Amyloid-β and Alzheimer's disease type pathology differentially affects the calcium signalling toolkit in astrocytes from different brain regions

The entorhinal-hippocampal circuit is severely affected in Alzheimer's disease (AD). Here, we demonstrate that amyloid-beta (A beta) differentially affects primary cultured astrocytes derived from the entorhinal cortex (EC) and from the hippocampus from non-transgenic controls and 3xTg-AD transgenic mice.
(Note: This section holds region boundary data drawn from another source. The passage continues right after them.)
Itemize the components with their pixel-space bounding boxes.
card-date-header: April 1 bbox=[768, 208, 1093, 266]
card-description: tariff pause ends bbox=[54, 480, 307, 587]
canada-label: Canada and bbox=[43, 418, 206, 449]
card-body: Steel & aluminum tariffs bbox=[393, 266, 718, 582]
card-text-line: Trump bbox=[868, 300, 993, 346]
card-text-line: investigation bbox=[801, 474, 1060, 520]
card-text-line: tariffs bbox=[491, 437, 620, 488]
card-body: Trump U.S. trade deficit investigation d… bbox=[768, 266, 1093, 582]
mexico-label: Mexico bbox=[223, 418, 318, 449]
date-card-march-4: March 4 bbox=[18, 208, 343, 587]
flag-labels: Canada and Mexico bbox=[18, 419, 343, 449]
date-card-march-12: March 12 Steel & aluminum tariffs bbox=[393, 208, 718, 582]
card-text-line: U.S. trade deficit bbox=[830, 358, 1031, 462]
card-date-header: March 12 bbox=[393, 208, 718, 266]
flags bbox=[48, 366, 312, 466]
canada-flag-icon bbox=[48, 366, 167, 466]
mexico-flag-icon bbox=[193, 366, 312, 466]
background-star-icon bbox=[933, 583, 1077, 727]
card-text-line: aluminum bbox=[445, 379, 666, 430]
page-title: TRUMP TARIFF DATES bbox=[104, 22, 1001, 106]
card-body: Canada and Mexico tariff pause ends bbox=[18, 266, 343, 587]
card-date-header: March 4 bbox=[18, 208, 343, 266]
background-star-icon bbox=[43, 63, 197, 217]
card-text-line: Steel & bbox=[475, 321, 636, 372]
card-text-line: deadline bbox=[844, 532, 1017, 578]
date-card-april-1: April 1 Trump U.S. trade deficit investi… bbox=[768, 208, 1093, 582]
Exposure to 100 nM of A beta resulted in increased expression of the metabotropic glutamate receptor type 5 (mGluR5) and its downstream InsP(3) receptor type 1 (InsP(3)R1) in hippocampal but not in EC astrocytes. Amplitudes of Ca2+ responses to an mGluR5 agonist, DHPG, and to ATP, another metabotropic agonist coupled to InsP(3)Rs, were significantly increased in Ab beta-treated hippocampal but not in EC astrocytes. Previously we demonstrated that senile plaque formation in 3xTg-AD mice triggers astrogliosis in hippocampal but not in EC astrocytes. The different sensitivities of the Ca2+ signalling toolkit of EC versus hippocampal astrocytes to A beta may account for the lack of astrogliosis in the EC, which in turn can explain the higher vulnerability of this region to AD.